The golden thread slithers about, meandering under the emerald trees, leaping over the ragged cliffs, riding the gushing rivers – running, slipping, gliding until it converges upon an elvin maiden. She dances haughtily, naked beneath the glaring sun. The golden thread surges forward, ensnaring her in its grasp. Then, oddly, it grows, covering her, encircling her until she is clothed in silken golden splendor.
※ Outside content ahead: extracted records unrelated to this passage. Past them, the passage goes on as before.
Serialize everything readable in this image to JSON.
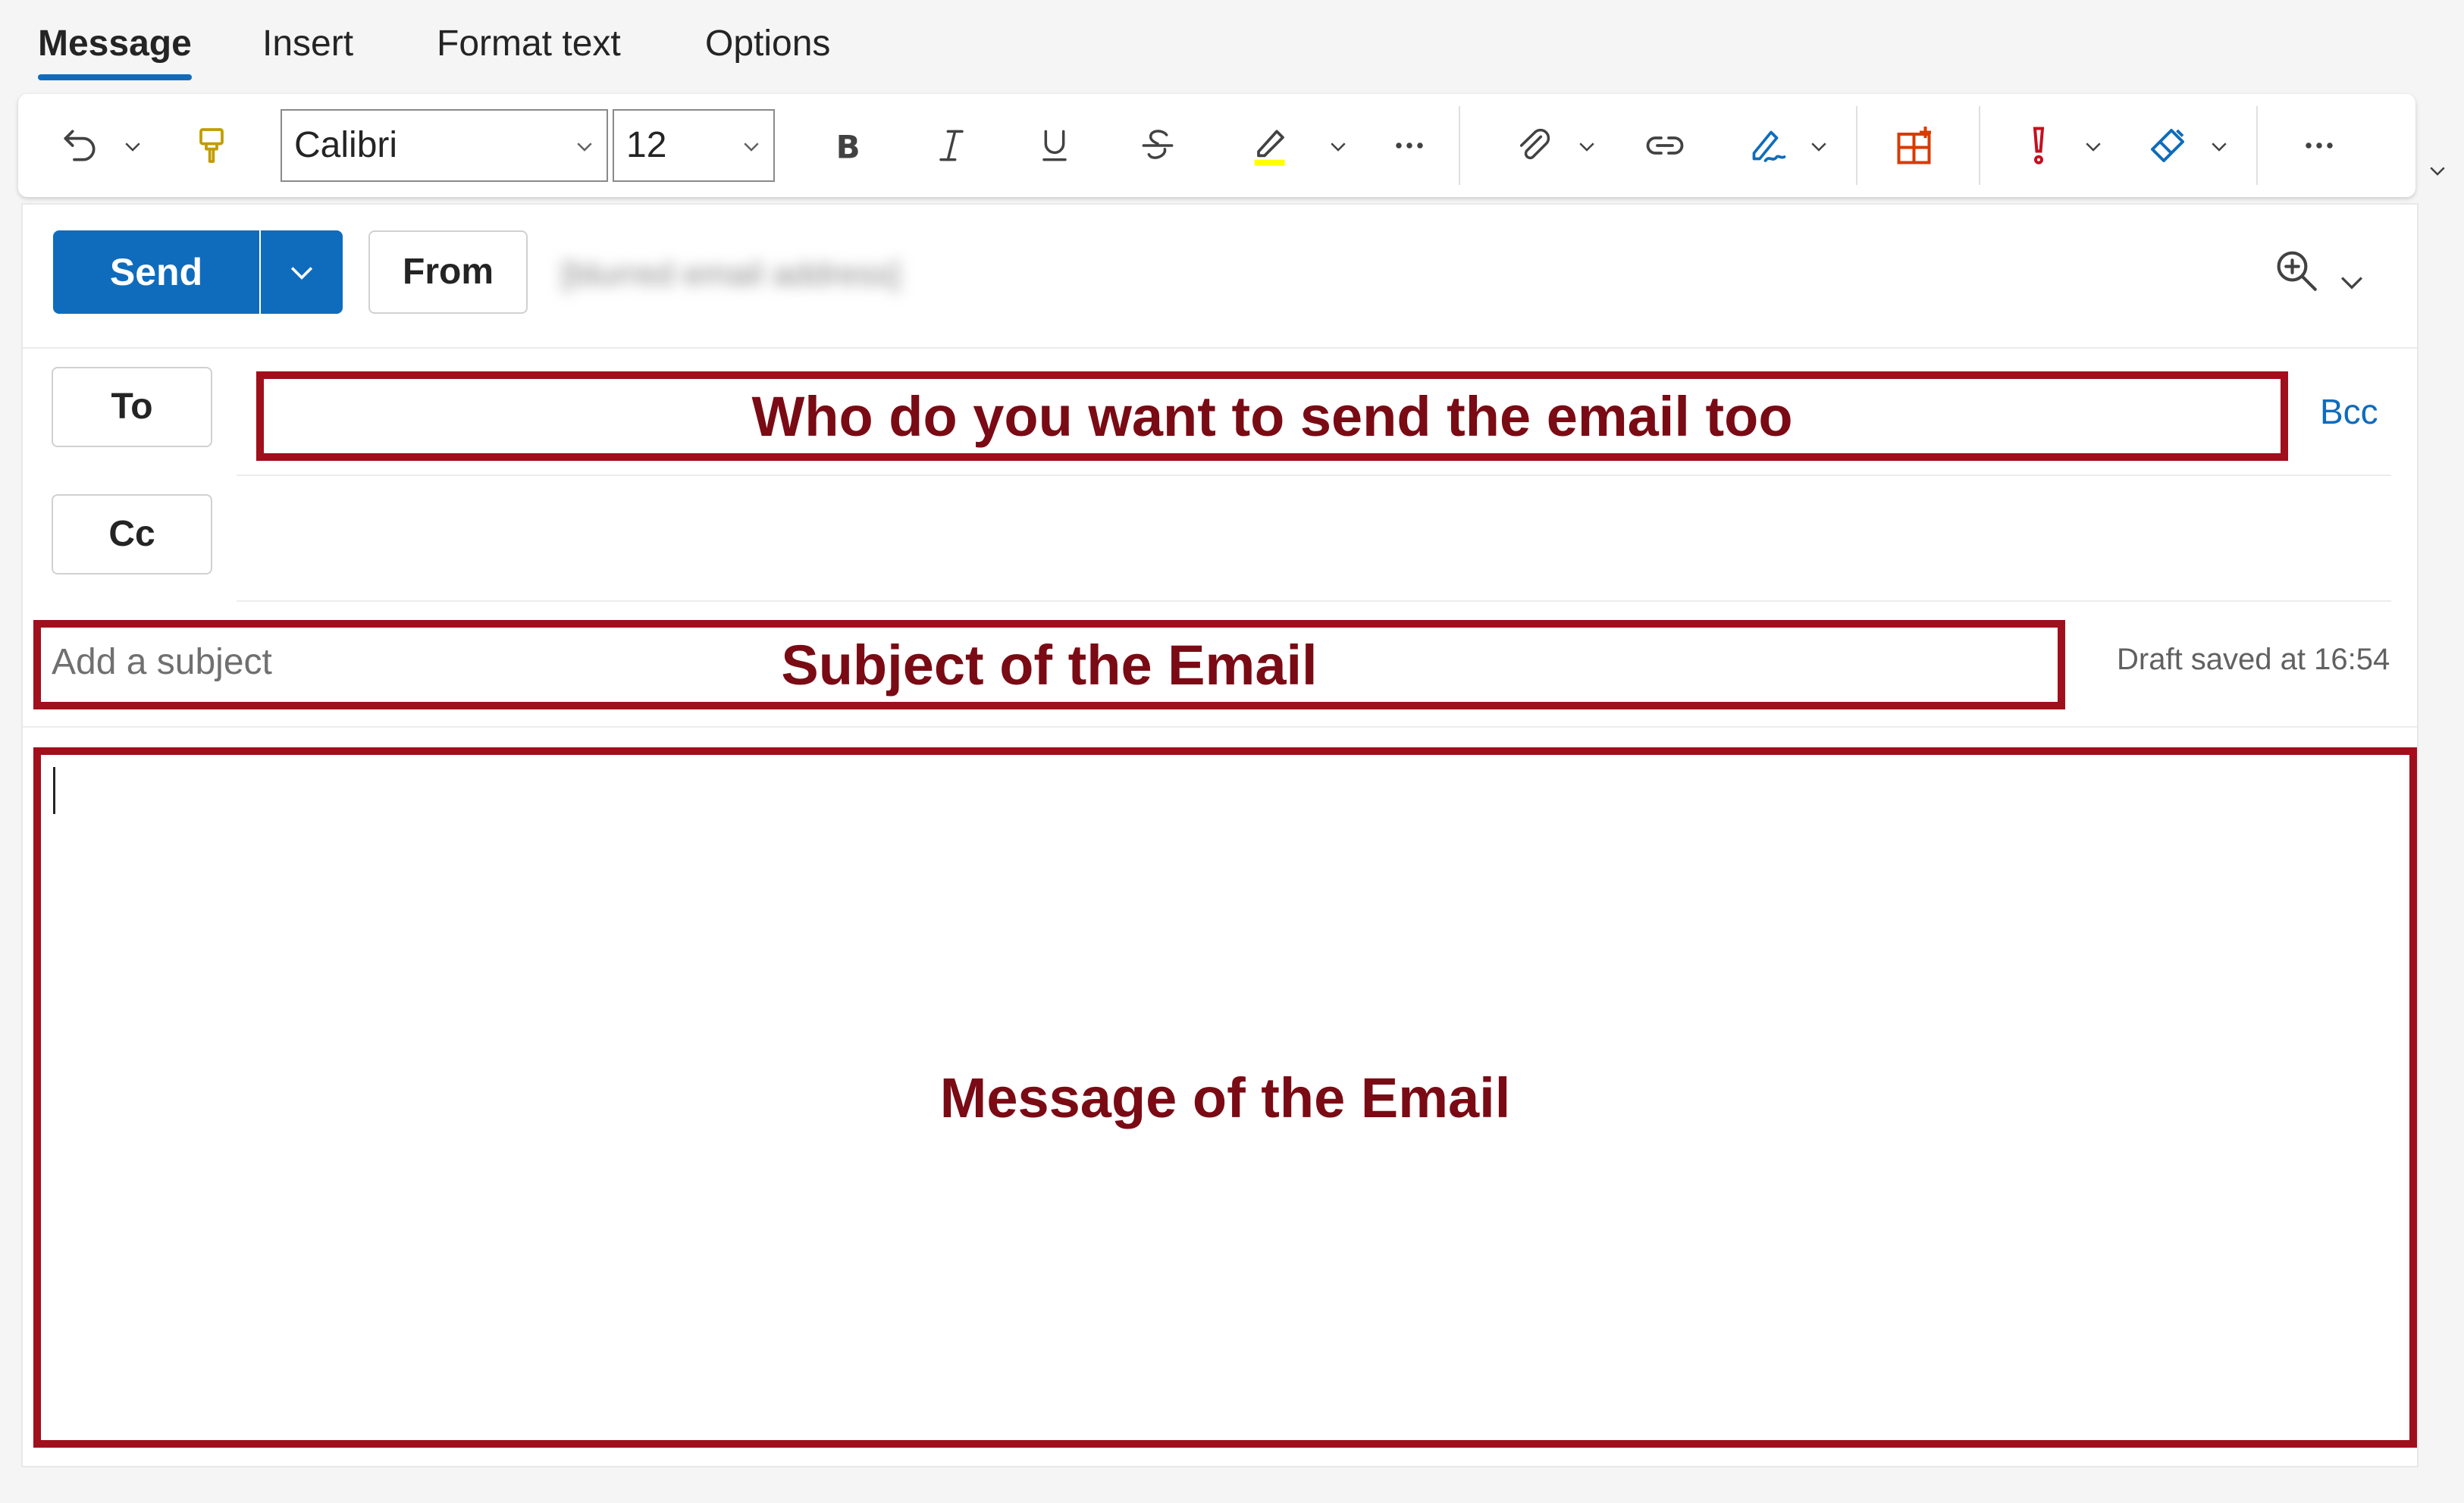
{
  "tabs": [
    {
      "label": "Message",
      "active": true
    },
    {
      "label": "Insert"
    },
    {
      "label": "Format text"
    },
    {
      "label": "Options"
    }
  ],
  "toolbar": {
    "font_family": "Calibri",
    "font_size": "12",
    "icons": [
      "undo-icon",
      "format-painter-icon",
      "bold-icon",
      "italic-icon",
      "underline-icon",
      "strikethrough-icon",
      "highlight-icon",
      "more-icon",
      "attach-icon",
      "link-icon",
      "signature-icon",
      "apps-icon",
      "importance-icon",
      "sensitivity-icon",
      "more-icon"
    ],
    "highlight_color": "#ffff00"
  },
  "compose": {
    "send_label": "Send",
    "from_label": "From",
    "from_address": "[blurred email address]",
    "to_label": "To",
    "cc_label": "Cc",
    "bcc_label": "Bcc",
    "subject_placeholder": "Add a subject",
    "draft_status": "Draft saved at 16:54"
  },
  "annotations": {
    "to": "Who do you want to send the email too",
    "subject": "Subject of the Email",
    "body": "Message of the Email"
  },
  "colors": {
    "accent": "#0f6cbd",
    "annotation_border": "#a00f1c",
    "annotation_text": "#7a0a14",
    "alert": "#c50f1f",
    "office_orange": "#d83b01"
  }
}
She dances, encompassed in gold. The sun falls and the pale moon rises. The gold appears almost silver beneath the bewitching light of the night. Then, saddest of all peculiarities, her healthy pale skin turns to ashy black. She screams in horror, her golden clothes undulating and throbbing in brilliant golden array, as though the golden thread slowly yanks and unravels the life from her.
Her face turns ashen, her cheeks hollow, her eyes a vacant black. Her skin cracks. Fissures run courses down her face and over her breasts. She howls, as if in pain, and shatters. Shattered like glass across a stone floor, though I thought she would instead blow away like ash.
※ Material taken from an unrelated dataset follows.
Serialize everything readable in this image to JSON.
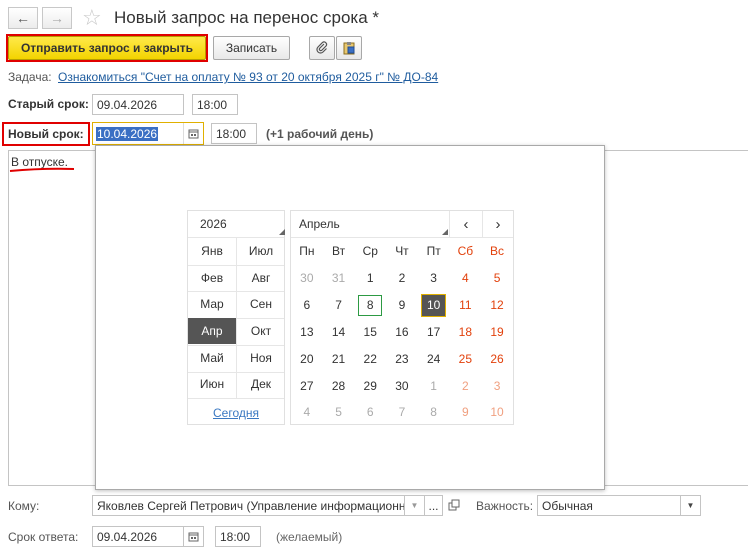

At the end of my dream, all that remain are the scattered shards of her remains and the golden cloth crouching over the black glass, crying over her its golden tears.
You always told me I had such strange dreams, didn't you? If only I could remember who you are, to whom it is that I speak.
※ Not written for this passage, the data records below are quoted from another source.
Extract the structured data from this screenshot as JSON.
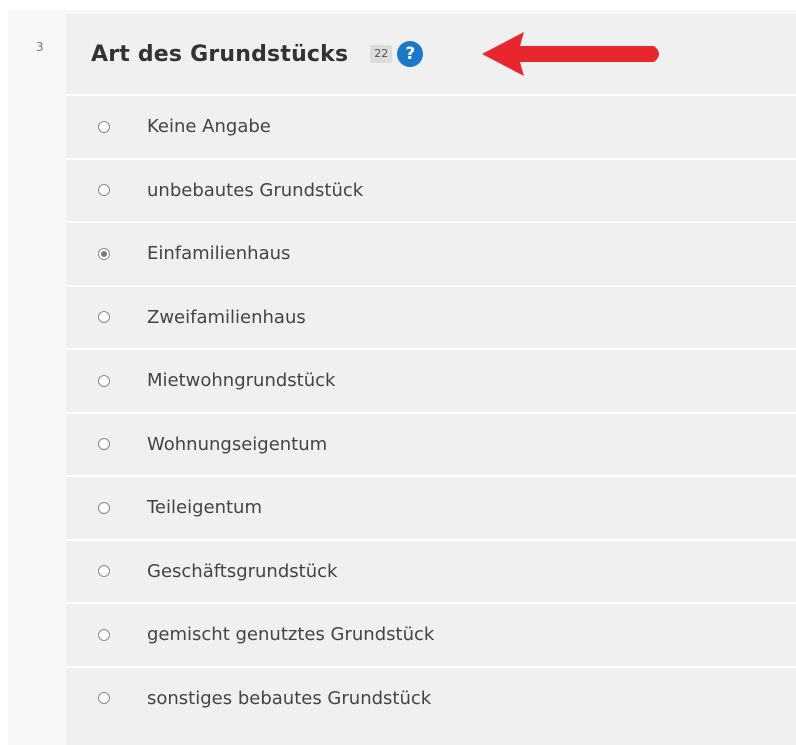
{
  "question": {
    "number": "3",
    "title": "Art des Grundstücks",
    "badge": "22",
    "help_icon": "question-circle-icon",
    "help_symbol": "?"
  },
  "options": [
    {
      "label": "Keine Angabe",
      "selected": false
    },
    {
      "label": "unbebautes Grundstück",
      "selected": false
    },
    {
      "label": "Einfamilienhaus",
      "selected": true
    },
    {
      "label": "Zweifamilienhaus",
      "selected": false
    },
    {
      "label": "Mietwohngrundstück",
      "selected": false
    },
    {
      "label": "Wohnungseigentum",
      "selected": false
    },
    {
      "label": "Teileigentum",
      "selected": false
    },
    {
      "label": "Geschäftsgrundstück",
      "selected": false
    },
    {
      "label": "gemischt genutztes Grundstück",
      "selected": false
    },
    {
      "label": "sonstiges bebautes Grundstück",
      "selected": false
    }
  ],
  "colors": {
    "help_icon": "#1a78c8",
    "annotation_arrow": "#e8262e",
    "panel_background": "#f0f0f0"
  }
}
Perhaps it is you, this golden thread traversing here and there, enticing me to follow. Perhaps you are the lady enshrouded in gold. But no, that cannot be, for your voice is decidedly masculine while she is enticingly feminine.
Yet, somehow, when I think of gold, I think of you.
Who are you, this magnificent voice thundering in my mind?
When I think of you each time I dream, I wake. Such a tragedy is waking, when the waking is to the nightmare.
And in my waking nightmare, I see ghoulish creatures standing over me, their drool dripping into my eyes as their putrescence causes my stomach to flip and flutter with nausea.
Cool iron clamps my hands to the rough, splintered wood table beneath me. I struggle to move my body, but other restraints that I cannot see or feel on my skin constrain me. I am constrained in a living hell and wish that I could awake.
Only, this is the waking world, isn't it?
A fire blazes by my head. I smell the acrid smoke of a forge. A hot poker is thrust into my view. Words that I do not comprehend are uttered by the monsters standing over me. When I do not answer, the hot poker is shoved into the crevice between two ribs.
I scream out in agony. I pull against the iron braces, trying to free my hands to reach for you, only I do not know where you are.
I do not even remember who you are.
Why am I, in the haze of my great pain, reaching for you?
And why are you not here?
As I scream, I wish you were by my side. As I gasp in pain, I wish you would tear these monsters to shreds. As I gurgle on my own blood, I cry out for you to just come and save me.
But when the torture is finished, when I begin to fade and sob for your not coming, I hear you—somehow I hear you from across a very great distance.
Breathe, I hear your grand voice whisper. Just breathe.
Because you commanded it, I take a ragged breath, and keep on breathing.